Sunday, September 27, 2020

John Dickson Carr, The Crooked Hinge

 John Dickson Carr, The Crooked Hinge
Copyright © 1938 Estate of Clarice M. Carr
Reprinted by The Mysterious Press, 2019
ISBN 978-1-16316-130-2


As I began reading The Crooked Hinge, I had conflicting impressions—first, that I was reading it for the first time, and, second, that I had read it and knew how it turned out.  Those impressions persisted throughout my reading, until the very end.  Partly because the book’s title rang no bells for me at all.  (I checked on the “Stop, You’re Killing Me website, to see whether the book had been published at some time under another title—but  it had not.

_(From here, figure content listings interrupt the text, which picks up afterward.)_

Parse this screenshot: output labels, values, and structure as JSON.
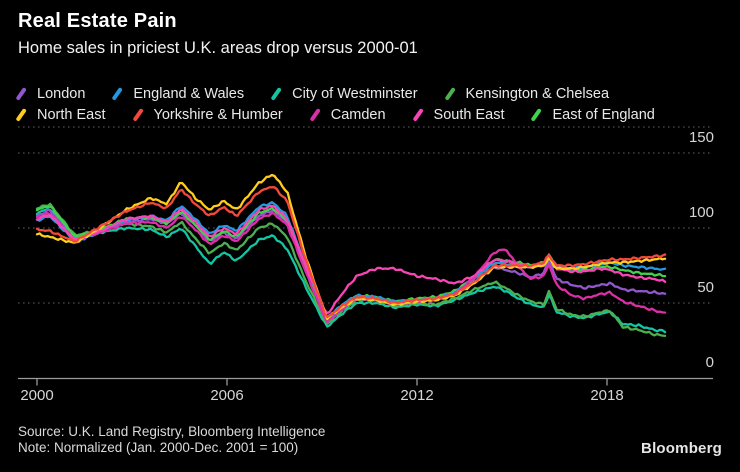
{
  "header": {
    "title": "Real Estate Pain",
    "subtitle": "Home sales in priciest U.K. areas drop versus 2000-01"
  },
  "footer": {
    "source": "Source: U.K. Land Registry, Bloomberg Intelligence",
    "note": "Note: Normalized (Jan. 2000-Dec. 2001 = 100)",
    "brand": "Bloomberg"
  },
  "colors": {
    "background": "#000000",
    "grid": "#606060",
    "axis": "#9b9b9b",
    "tick_label": "#d6d6d6"
  },
  "chart_data": {
    "type": "line",
    "title": "Real Estate Pain",
    "subtitle": "Home sales in priciest U.K. areas drop versus 2000-01",
    "note": "Normalized (Jan. 2000-Dec. 2001 = 100)",
    "legend_position": "top",
    "grid": "dotted-horizontal",
    "x_axis": {
      "tick_labels": [
        "2000",
        "2006",
        "2012",
        "2018"
      ],
      "tick_years": [
        2000,
        2006,
        2012,
        2018
      ],
      "range": [
        2000,
        2019.9
      ]
    },
    "y_axis": {
      "tick_labels": [
        "150",
        "100",
        "50",
        "0"
      ],
      "tick_values": [
        150,
        100,
        50,
        0
      ],
      "gridlines": [
        150,
        100,
        50
      ],
      "range": [
        0,
        167
      ]
    },
    "legend_rows": [
      [
        "London",
        "England & Wales",
        "City of Westminster",
        "Kensington & Chelsea"
      ],
      [
        "North East",
        "Yorkshire & Humber",
        "Camden",
        "South East",
        "East of England"
      ]
    ],
    "x_anchors": [
      2000.0,
      2000.4,
      2001.2,
      2002.0,
      2002.8,
      2003.6,
      2004.1,
      2004.55,
      2005.0,
      2005.45,
      2005.9,
      2006.3,
      2007.0,
      2007.45,
      2007.9,
      2008.5,
      2009.15,
      2009.7,
      2010.1,
      2010.7,
      2011.3,
      2012.0,
      2012.6,
      2013.2,
      2013.8,
      2014.45,
      2014.8,
      2015.2,
      2015.6,
      2016.0,
      2016.17,
      2016.4,
      2016.9,
      2017.3,
      2017.8,
      2018.1,
      2018.5,
      2019.0,
      2019.5,
      2019.9
    ],
    "series": [
      {
        "name": "London",
        "color": "#9257cf",
        "values": [
          108,
          112,
          92,
          98,
          104,
          106,
          103,
          110,
          102,
          91,
          97,
          93,
          108,
          112,
          104,
          72,
          38,
          48,
          54,
          53,
          50,
          52,
          53,
          56,
          64,
          74,
          72,
          70,
          67,
          70,
          79,
          66,
          62,
          60,
          62,
          63,
          59,
          58,
          57,
          56
        ]
      },
      {
        "name": "England & Wales",
        "color": "#2499e0",
        "values": [
          105,
          108,
          91,
          97,
          105,
          108,
          105,
          115,
          106,
          96,
          102,
          98,
          114,
          117,
          108,
          74,
          40,
          50,
          55,
          54,
          51,
          52,
          53,
          57,
          66,
          77,
          76,
          75,
          74,
          76,
          82,
          74,
          73,
          74,
          76,
          77,
          75,
          74,
          73,
          72
        ]
      },
      {
        "name": "City of Westminster",
        "color": "#14c5a4",
        "values": [
          110,
          113,
          93,
          97,
          100,
          99,
          94,
          100,
          88,
          76,
          84,
          78,
          92,
          95,
          86,
          60,
          34,
          44,
          50,
          50,
          47,
          49,
          48,
          52,
          57,
          61,
          58,
          53,
          49,
          47,
          56,
          44,
          41,
          40,
          43,
          44,
          36,
          35,
          32,
          31
        ]
      },
      {
        "name": "Kensington & Chelsea",
        "color": "#4caf50",
        "values": [
          113,
          116,
          95,
          99,
          103,
          101,
          97,
          104,
          93,
          83,
          90,
          85,
          100,
          103,
          94,
          64,
          36,
          46,
          52,
          52,
          48,
          50,
          49,
          53,
          59,
          64,
          60,
          55,
          51,
          49,
          58,
          46,
          42,
          41,
          44,
          45,
          34,
          32,
          29,
          28
        ]
      },
      {
        "name": "North East",
        "color": "#ffcd1e",
        "values": [
          96,
          94,
          90,
          100,
          112,
          120,
          116,
          131,
          120,
          112,
          118,
          112,
          130,
          136,
          124,
          80,
          40,
          48,
          53,
          52,
          49,
          51,
          52,
          55,
          63,
          74,
          74,
          74,
          74,
          75,
          80,
          73,
          73,
          74,
          76,
          77,
          77,
          78,
          79,
          80
        ]
      },
      {
        "name": "Yorkshire & Humber",
        "color": "#f4483c",
        "values": [
          99,
          98,
          91,
          101,
          111,
          117,
          113,
          126,
          116,
          108,
          114,
          108,
          124,
          128,
          118,
          78,
          40,
          49,
          54,
          53,
          50,
          52,
          53,
          56,
          64,
          75,
          75,
          75,
          75,
          77,
          82,
          75,
          75,
          76,
          78,
          79,
          79,
          80,
          81,
          82
        ]
      },
      {
        "name": "Camden",
        "color": "#dc2ea6",
        "values": [
          107,
          110,
          92,
          97,
          103,
          104,
          100,
          108,
          99,
          89,
          95,
          91,
          106,
          110,
          102,
          70,
          37,
          47,
          53,
          52,
          49,
          51,
          52,
          56,
          67,
          84,
          86,
          74,
          66,
          68,
          76,
          62,
          55,
          53,
          56,
          57,
          51,
          48,
          45,
          43
        ]
      },
      {
        "name": "South East",
        "color": "#f944b8",
        "values": [
          106,
          109,
          92,
          98,
          106,
          108,
          104,
          113,
          104,
          94,
          100,
          96,
          112,
          115,
          106,
          74,
          42,
          58,
          68,
          73,
          73,
          68,
          66,
          63,
          68,
          79,
          78,
          76,
          74,
          76,
          81,
          73,
          71,
          71,
          73,
          72,
          69,
          67,
          66,
          64
        ]
      },
      {
        "name": "East of England",
        "color": "#40d24b",
        "values": [
          112,
          115,
          94,
          99,
          106,
          107,
          103,
          111,
          102,
          92,
          98,
          94,
          110,
          113,
          105,
          72,
          39,
          49,
          55,
          54,
          51,
          53,
          54,
          58,
          67,
          79,
          78,
          77,
          75,
          77,
          82,
          74,
          72,
          72,
          74,
          74,
          72,
          70,
          69,
          68
        ]
      }
    ]
  }
}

Let me begin here by saying that The Crooked Hinge is not exactly a locked-room mystery; it is an “impossible crime mystery.  The murder is witnessed by several of the others involved.  But no one actually sees how the murder was committed.  This is one of the reasons I thought I had already read it—I knew both how and who immediately. 


But I’m getting ahead of myself.


The story is set in the late 1930s, and involves as principals, two men who, as young boys, had been sent to America.  In 1914.  On the Titanic.  One was John Fairleigh, the younger son of Sir Dudley Fairleigh; he was sent to (they hoped) reform his ways.  The other was a boy of about the same age, Patrick Gore, the child of a poor family.  The ship, of course, sank, the boys survived.  And, years later, after his older brother died, John Farleigh returned to England, inherited the property, and set about being the typical country squire—including marrying the young woman whom he had known.  Then, a man who had grown up under the name Patrick Gore arrives, claiming to be the true John Farleigh, and seeks to take possession of the estate.  (To keep things from becoming too tangled, I will refer to the man who did inherit Farleigh and the interloper Gore.)


Both men have engaged solicitors.  And they are to meet to discuss the situation.  And, as it turns out, for one to be identified as the real John Fairleigh.  The identification is to be provided by Kennett Murray, Fairleigh’s tutor as a young boy, who has, in addition to that knowledge, a set of fingerprints, taken of young Fairleigh 20+ years before.


Death intervenes.  As I was (re?)reading, I expected the victim to me Murray (of course).  But it was Fairleigh, who was in the middle of a sort of maze (the shrubbery being about waist high) who dies, with no one within sight, by (apparently) slashing his throat with an old knife.  I appears, of course, to be suicide (which would clear up the identity issue).  But not everyone is convinced, including a police inspector (from London, who’s there because of another death, clearly a murder) and Dr. Gideon Fell.  (I want to pause, and give thanks to the designer of the cover of this edition of the book; I now know what Dr. Fell’s “shovel hat” looks like.)


We get that far quite quickly.  The problem is that, as more information becomes available, the case for suicide becomes weaker and the case for murder becomes stronger.  And the issue of which of the men was actually Sir John Fairleigh now takes on a somewhat different role. 


But Dr. Fell does unravel the mystery.  And it was, in fact, the solution that I “remembered” from my unclear memory of having once, long ago, read the book.  Carr was a master of creating situation that make it seem impossible for anyone, but especially for the murderer, to have committed the murder, and this is one of the better scenarios.  If complex misdirection mysteries appeal to you, you can hardly do better than JDC.  And this is a very good example of what he can do.